Some designers get around this by saying, use the rules as they are written, if it isn't in the rules then that's not what the game is about...if your game does end up about that thing, you must be playing it wrong. I've heard that said about Apocalypse World, there are certain moves in the rules, and if a move doesn't cover what you want to do (or isn't in your playbook), you just can't do it...you need to maneuver the story into a different angle of approach until you do have a way to address the issue. That just feels wrong to me, and is one of the laundry list of reasons why I don't like that system. A few of the games that spawned from it went with the idea of a generic roll, or rolls that can be generated on the fly in response to events as they unfold in the narrative. Which then makes me wonder why bother having a distinct playbook at all, why not go back to a generic system with a standard die mechanism, and attributes or skills that modify it according to the situation in which the roll is being made?
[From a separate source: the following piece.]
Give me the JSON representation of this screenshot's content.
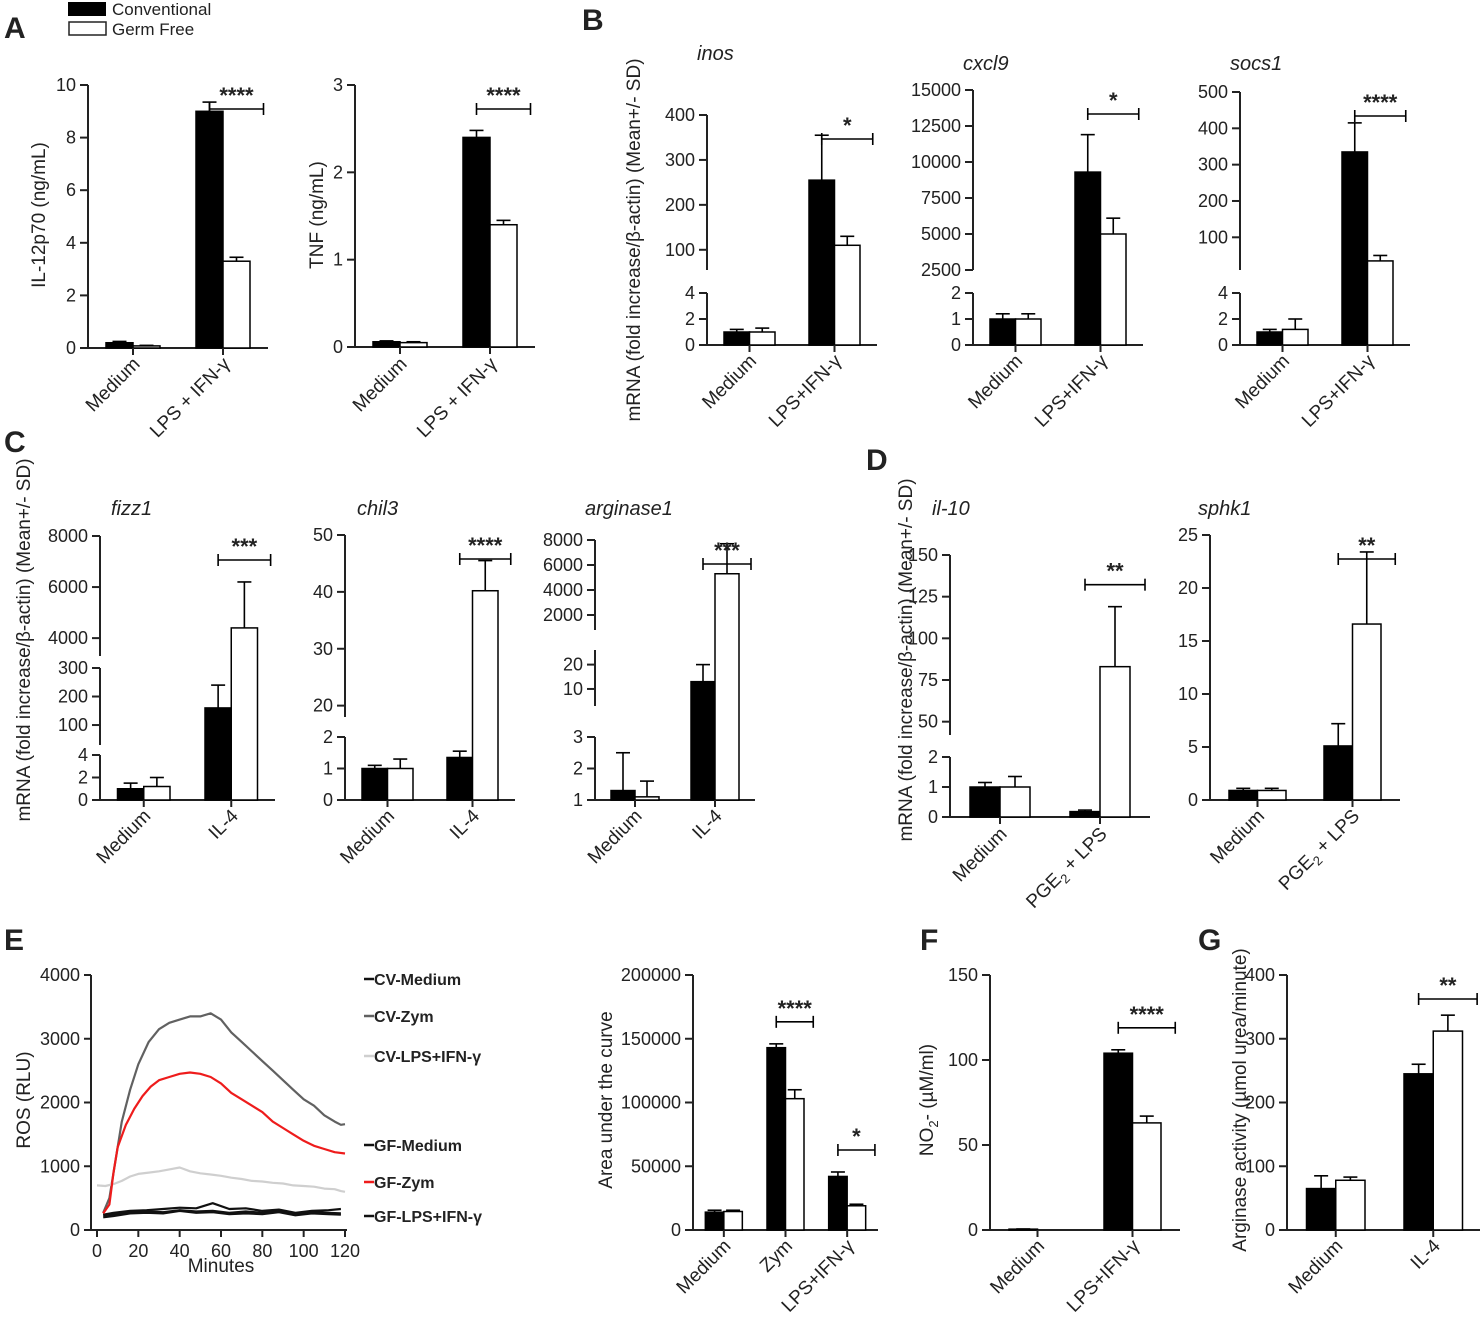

There seems to be a fine line between making a game too generic, and too specialised. I would have thought the grey area between the extremes was bigger, but most games seem to linger on one side of the grey area or the other. A lot of games try to bridge the gap into the generic space with rule systems that are either overly complex,or not fitting with the tone of the other rules in the game...thus the rules are ignored and house rules are modified on the fly...which then leads to players engaging in an experience quite different to the one possibly intended by the designer. I could probably run a game of almost anything, using a specific rule set with minimal modifications (beyond flavour text, fluff, and setting elements) to portray almost any genre. Does that prove anything??...no, not really. I'm sure there are plenty of other experienced GMs/DMs/MCs who could do likewise. It just means that rules should be easy enough to be remembered with minimal referencing (otherwise they get forgotten) and should integrate with the setting (otherwise they get ignored out of spite).
In The Law, I deliberately made a generic system where actions often have costs associated with them, whether they succeed or not. Then I made a range of skills thematically appropriate to the setting. A player can use their character to do anything they want within the setting (or at least attempt to), but unless they've got a good attribute or a moderate attribute and an associated skill, it's going to probably make things complicated, or fail miserably.
In Walkabout, I'm basically aiming in the same direction, but as a game focused on community, and the power of stories and relationships, I'll be using more of these elements to enhance the narrative, the setting and the way characters interact with them.